Because I’m always looking for better ways to ink digitally, I thought I would share some of my experiences with the various tools available to you in Painter 7 and CS3. Perhaps if anyone else has any digital inking info to share in regards to other programs they might do so, *hint hint*.

OK, so first off, I ink in Painter. In the past I had used Photoshop, but as soon as Painter came into my life, I started using it for inking exclusively. In my opinion, you get a wider range of inking tools, cleaner lines, and Painter isn’t as much of a RAM hog as CS3 is, so when inking a large swooping arc in one go (like flowing shoujo hair) you don’t have to worry too much about your processor not being able to keep up and resulting in an arc that has angled segments.

In the pic above, I scribbled some examples of line with the two tools I use most in Painter for inking. These are the Smooth Ink Pen and Fine Point Ink Pen, both of which are found under the Pens tool menu. Now I will also tell you there are some GORGEOUS “wet ink” calligraphy brushes that have excellent line quality and exhibit a wide range of line weights, but alas it seems my processor can’t seem to handle the “wet” layers in Painter. This is all pretty odd really since I’ve had good ol’ Painter 7 for years and I even have a new computer now. I suppose it could be something else hindering me, but I’m not going to talk about my computer troubles here. Back to our ink lines above. As you can see, both are clean and nearly identical, though you will notice that the fine tip pen has a little more line weight range and can get quite a bit thinner than the smooth ink pen. On the other hand the smooth ink pen can also get slightly thicker. One thing you have to keep in mind though is that the thinner the line, the more tendency it will have to look a little pixelated in print, which is my primary beef with the fine point pen tool. It’s not bad enough to warrant it’s disuse since it only happens on occasion and most readers won’t notice it anyway.

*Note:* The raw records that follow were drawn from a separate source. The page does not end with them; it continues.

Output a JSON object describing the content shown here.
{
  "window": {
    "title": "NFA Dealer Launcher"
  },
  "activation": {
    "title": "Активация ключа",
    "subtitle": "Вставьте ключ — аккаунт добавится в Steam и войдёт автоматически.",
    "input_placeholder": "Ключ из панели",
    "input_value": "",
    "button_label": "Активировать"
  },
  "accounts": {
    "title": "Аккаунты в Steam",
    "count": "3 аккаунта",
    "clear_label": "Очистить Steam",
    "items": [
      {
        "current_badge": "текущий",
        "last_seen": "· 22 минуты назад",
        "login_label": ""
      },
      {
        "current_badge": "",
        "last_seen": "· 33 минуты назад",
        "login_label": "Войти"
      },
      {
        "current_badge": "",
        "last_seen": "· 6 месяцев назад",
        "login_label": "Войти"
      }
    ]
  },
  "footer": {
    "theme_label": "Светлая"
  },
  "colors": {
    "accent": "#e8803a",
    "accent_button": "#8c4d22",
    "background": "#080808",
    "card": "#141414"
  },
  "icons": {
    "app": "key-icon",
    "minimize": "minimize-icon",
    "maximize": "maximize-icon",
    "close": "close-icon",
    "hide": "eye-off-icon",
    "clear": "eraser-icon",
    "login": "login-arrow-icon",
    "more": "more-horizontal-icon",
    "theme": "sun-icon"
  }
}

All right, so you’re probably curious as to what the differences are between Painter’s inks and Photoshop’s inks at this point, so draw your attention to the pic above. Now all of the fox creature above was done using the fine point pen tool in Painter. Beside the fox creature’s hair deco, I have samples of different ink strokes in Photoshop. The first one is the size 19 hard round brush, followed by the same size of soft round, and then the airbrush for kicks and giggles. The hard round brush is the closest you will get to having the clean inks of Painter. If you are just starting out with digital inking you SHOULD BE USING THE HARD BRUSH, anything less will look fuzzy, grey, ugly and won’t take tone well. Sometimes I think it’s the fear of the hard black against the stark white that makes some new inkers use the softer tools, that and they also hide your mistakes better, but in the long run your work will look much better if you go with hard clean lines. Getting back on track though, it’s hard to tell in this screenshot, but the ink lines in Painter are just a tick crisper, and you have better line weight control. Below is a close-up.

Now this pic is magnified 300%, but you can see that the edges of the ink strokes in Painter have a harder edge, while the hard round in CS3 is a bit softer. You can also better see the tonal difference between the hard round and the soft round in CS as well.

In the end, you are ultimately going to use what you have for inking, and CS3 isn’t a terrible program to ink in, but in my opinion it is also not the best. As I said before, Painter has a wider range of tools available, better line weight control and it isn’t as much of a RAM hog. These three factors in my mind make Painter superior to CS3 for inking. Now I have no experience with any of the Manga Studios out there, so maybe there is some inking gold out there in those programs. If there is, I would love to hear about it and see comparison shots, cause yeah, I’m a nerd about this stuff.